Serendip is an independent site partnering with faculty at multiple colleges and universities around the world. Happy exploring!
Spectacle
I walk downstairs to the washroom in the Free Library in Philadelphia, because I still have a few minutes before the fringe festival performance begins. The washroom is nothing spectacular. There are six or seven stalls on the left-hand side, and a few sinks installed into the wall on the right. There isn't much light because probably this is basement level so the window on the opposite end of the washroom isn't all too effective.
I go into the third stall. There is no latch on the door; instead, the hole where the latch should have been is stuffed with a thick wad of toilet paper. It holds the door closed so I don't mind.
There is a woman in the stall to my left. She is sobbing. I don't know if she is standing or sitting, but she is shuffling her feet nervously. And she is sobbing, mumbling in a panicky voice. I can't understand everything she says because it doesn't seem to all be in English. But I can hear her words – between sharp, ragged breaths – that nobody knows, don't nobody know. Nobody.
And her voice sounds like pain and fear. Airy, high and small. Choking and weary and trembling. Small.
And I can't say anything. I can't ask her what is wrong or if there is any way I can help. There is much more than just the wall of a bathroom stall between us. I leave my stall, walk to the sinks and wash my hands. The woman is still in the stall, crying, speaking to herself as I dry my hands and walk outside. And that is that. I remain simply with the voice and tearful, frightened words of a faceless woman in a stall next to mind.
Would seeing her face have made me feel different? Would she have been easier to ignore if I had seen her distressed but not heard her? If she had been sitting on a park bench, rocking back and forth in clear sorrow, could I have approached her and asked what's wrong? If she was crouched on a street corner, holding a cup and begging for change – an indisputable signal as a plea for help – would I offer her myself as at least someone who could listen to her story?
Is it not that we pass by homeless men, women, and children all the time and ignore them? Before this trip to Philadelphia, it had been a while since I had been in an American city, where the division and separation between socioeconomic classes are so noticeable, yet regular. It reminded me that there is a system in social education that seems to be self-taught and self-learnt, that homelessness simply exists and on a day-to-day basis, you cannot do anything about it because 'that's just the way it is.' And I can feel pity and feel bad, but what I sense I've come to learn is that because I have never experienced homelessness or poverty or hunger, that I am not in a place to begin a conversation or interaction with someone who visibly is experiencing that right before me.
“What men cannot imagine as a vague formless society, they can live through and experience as citizens in a city. Their unified plans and buildings become a symbol of their social relatedness; and when the physical environment itself becomes disordered and incoherent, the social functions that it harbors become more difficult to express.”
“The city fosters art and is art; the city creates the theater and is the theater.

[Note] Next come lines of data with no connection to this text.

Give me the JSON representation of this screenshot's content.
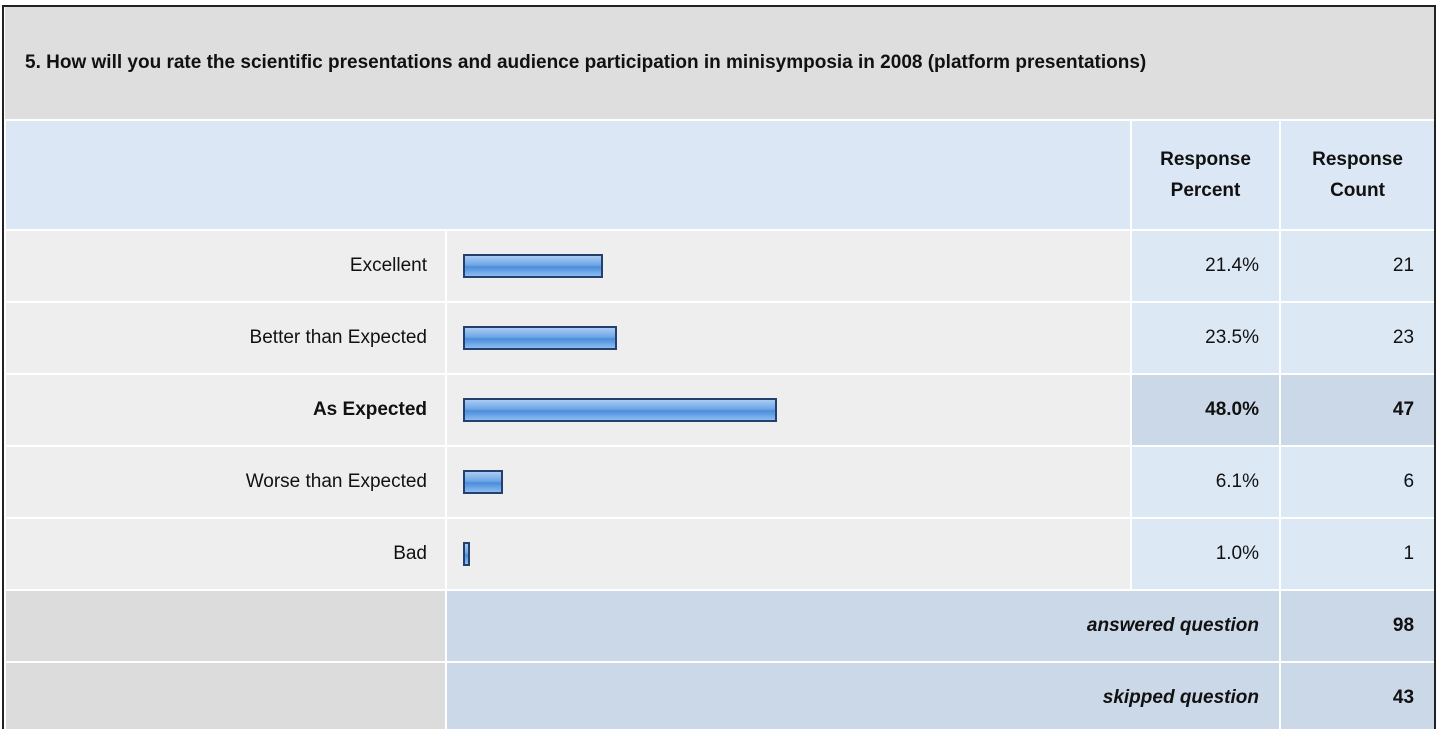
{
  "question": "5. How will you rate the scientific presentations and audience participation in minisymposia in 2008 (platform presentations)",
  "headers": {
    "percent": "Response Percent",
    "count": "Response Count"
  },
  "rows": [
    {
      "label": "Excellent",
      "percent": 21.4,
      "percent_label": "21.4%",
      "count": 21
    },
    {
      "label": "Better than Expected",
      "percent": 23.5,
      "percent_label": "23.5%",
      "count": 23
    },
    {
      "label": "As Expected",
      "percent": 48.0,
      "percent_label": "48.0%",
      "count": 47
    },
    {
      "label": "Worse than Expected",
      "percent": 6.1,
      "percent_label": "6.1%",
      "count": 6
    },
    {
      "label": "Bad",
      "percent": 1.0,
      "percent_label": "1.0%",
      "count": 1
    }
  ],
  "summary": [
    {
      "label": "answered question",
      "count": 98
    },
    {
      "label": "skipped question",
      "count": 43
    }
  ]
}
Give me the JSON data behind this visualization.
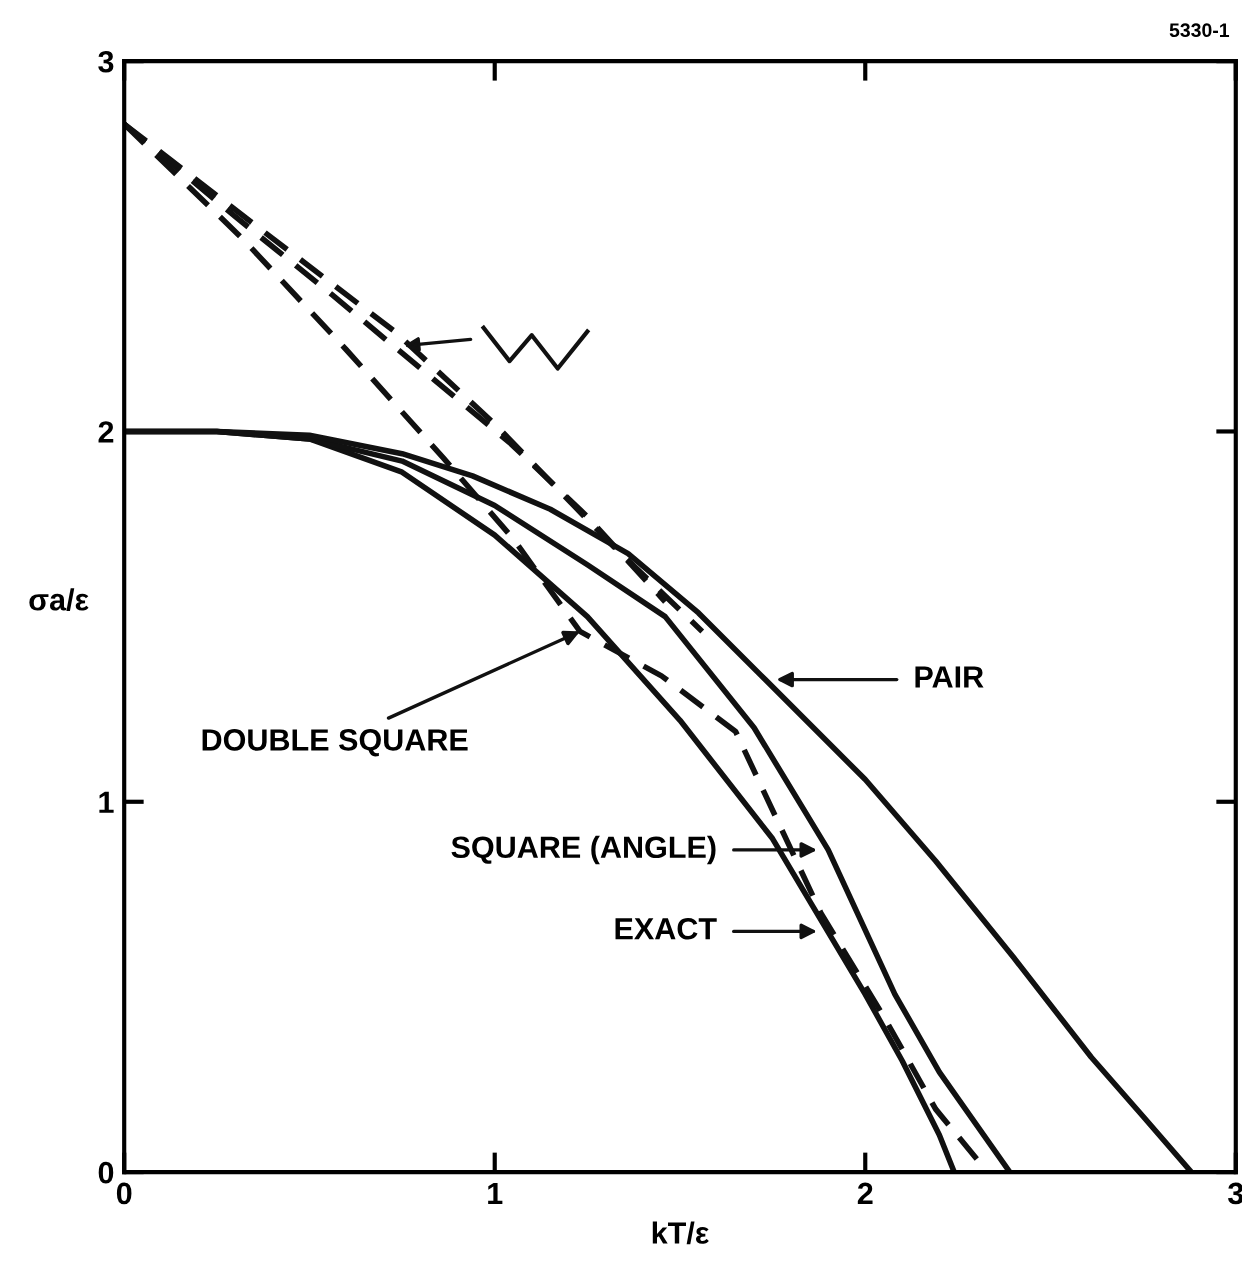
{
  "chart_data": {
    "type": "line",
    "xlabel": "kT/ε",
    "ylabel": "σa/ε",
    "xlim": [
      0,
      3
    ],
    "ylim": [
      0,
      3
    ],
    "xticks": [
      0,
      1,
      2,
      3
    ],
    "yticks": [
      0,
      1,
      2,
      3
    ],
    "grid": false,
    "legend": false,
    "marker": "none",
    "series": [
      {
        "color": "#111111",
        "line_style": "solid",
        "x": [
          0,
          0.25,
          0.5,
          0.75,
          1.0,
          1.25,
          1.5,
          1.75,
          2.0,
          2.1,
          2.2,
          2.24
        ],
        "values": [
          2.0,
          2.0,
          1.98,
          1.89,
          1.72,
          1.5,
          1.22,
          0.9,
          0.48,
          0.3,
          0.1,
          0
        ]
      },
      {
        "color": "#111111",
        "line_style": "solid",
        "x": [
          0,
          0.25,
          0.5,
          0.75,
          1.0,
          1.25,
          1.46,
          1.7,
          1.9,
          2.08,
          2.2,
          2.39
        ],
        "values": [
          2.0,
          2.0,
          1.98,
          1.92,
          1.8,
          1.64,
          1.5,
          1.2,
          0.87,
          0.48,
          0.27,
          0
        ]
      },
      {
        "color": "#111111",
        "line_style": "solid",
        "x": [
          0,
          0.25,
          0.5,
          0.75,
          0.94,
          1.15,
          1.36,
          1.55,
          1.73,
          2.0,
          2.19,
          2.4,
          2.61,
          2.75,
          2.88
        ],
        "values": [
          2.0,
          2.0,
          1.99,
          1.94,
          1.88,
          1.79,
          1.67,
          1.51,
          1.33,
          1.06,
          0.84,
          0.58,
          0.31,
          0.15,
          0
        ]
      },
      {
        "color": "#111111",
        "line_style": "dashed",
        "x": [
          0,
          0.32,
          0.6,
          0.86,
          1.05,
          1.23,
          1.45,
          1.65,
          1.88,
          2.05,
          2.19,
          2.33
        ],
        "values": [
          2.83,
          2.52,
          2.22,
          1.93,
          1.71,
          1.46,
          1.34,
          1.19,
          0.7,
          0.42,
          0.17,
          0
        ]
      },
      {
        "color": "#111111",
        "line_style": "dashed",
        "x": [
          0,
          0.3,
          0.56,
          0.8,
          1.04,
          1.25,
          1.46
        ],
        "values": [
          2.83,
          2.58,
          2.37,
          2.17,
          1.97,
          1.77,
          1.54
        ]
      },
      {
        "color": "#111111",
        "line_style": "dashed",
        "x": [
          0,
          0.35,
          0.73,
          1.0,
          1.32,
          1.56
        ],
        "values": [
          2.83,
          2.56,
          2.27,
          2.02,
          1.69,
          1.46
        ]
      }
    ],
    "annotations": [
      "5330-1",
      {
        "text": "DOUBLE SQUARE",
        "x": 1.23,
        "y": 1.46
      },
      "PAIR",
      "SQUARE (ANGLE)",
      "EXACT"
    ]
  }
}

It is in the city, the city as theater, that man's more purposive activities are focused, and work out, through conflicting and cooperating personalities, events, groups, into more significant culminations.”
I understand that Mumford studied the city as a 'social institution,' and naturally, that would mean he conducts a more vague and dynamic-oriented analysis of city life, but I feel that he's taken it to the point where he has reduced everything to a wispy, wishy-washy state of existence. How can he ignore the fundamental, basic, primary requirements of an urban environment and move straight into unsubstantial, inconclusive ramblings? I don't mean to attack him or his writing personally, because evidently his intention was not about increasing awareness of serious issues with the social foundation in cities. “The city...is art.” Is that the responsible thing to do? Make art and poetry of human struggle? Reduce a body to describe only its vague and beautiful elements, whilst forgetting that objectively in our written and spoken words we are still effectively referring to the entire whole?
And yet, is that not what I am doing right now? Reflecting literarily and poetically upon a fragment of hardship I happened to witness in a singular city at a singular moment? It is, I suppose, one of the easier things to do. Write, rather than act directly. Be the one to make others aware, to try and inspire them, so that they then are the ones who feel compelled to act. In that regard then, I have taken my experience as inspiration to act in the form of writing. I have reduced my thoughts and feelings and reactions into a confined, limited space as is language, from which only emerges a voice to an uncertain audience in an insecure environment. If the audience ignores or feels uncomfortable or uncertain in response to hearing the voice, as I did to the woman in the confines and limitations of her bathroom stall, then how far will these words have carried any intention? How far did the woman's sobs and mumblings carry her cry for help? They carried it to me, but then what? Pass it on? We can surely transfer words and ideas through more words and ideas into everyone's minds, but where in the concrete reality will we have realised our intention?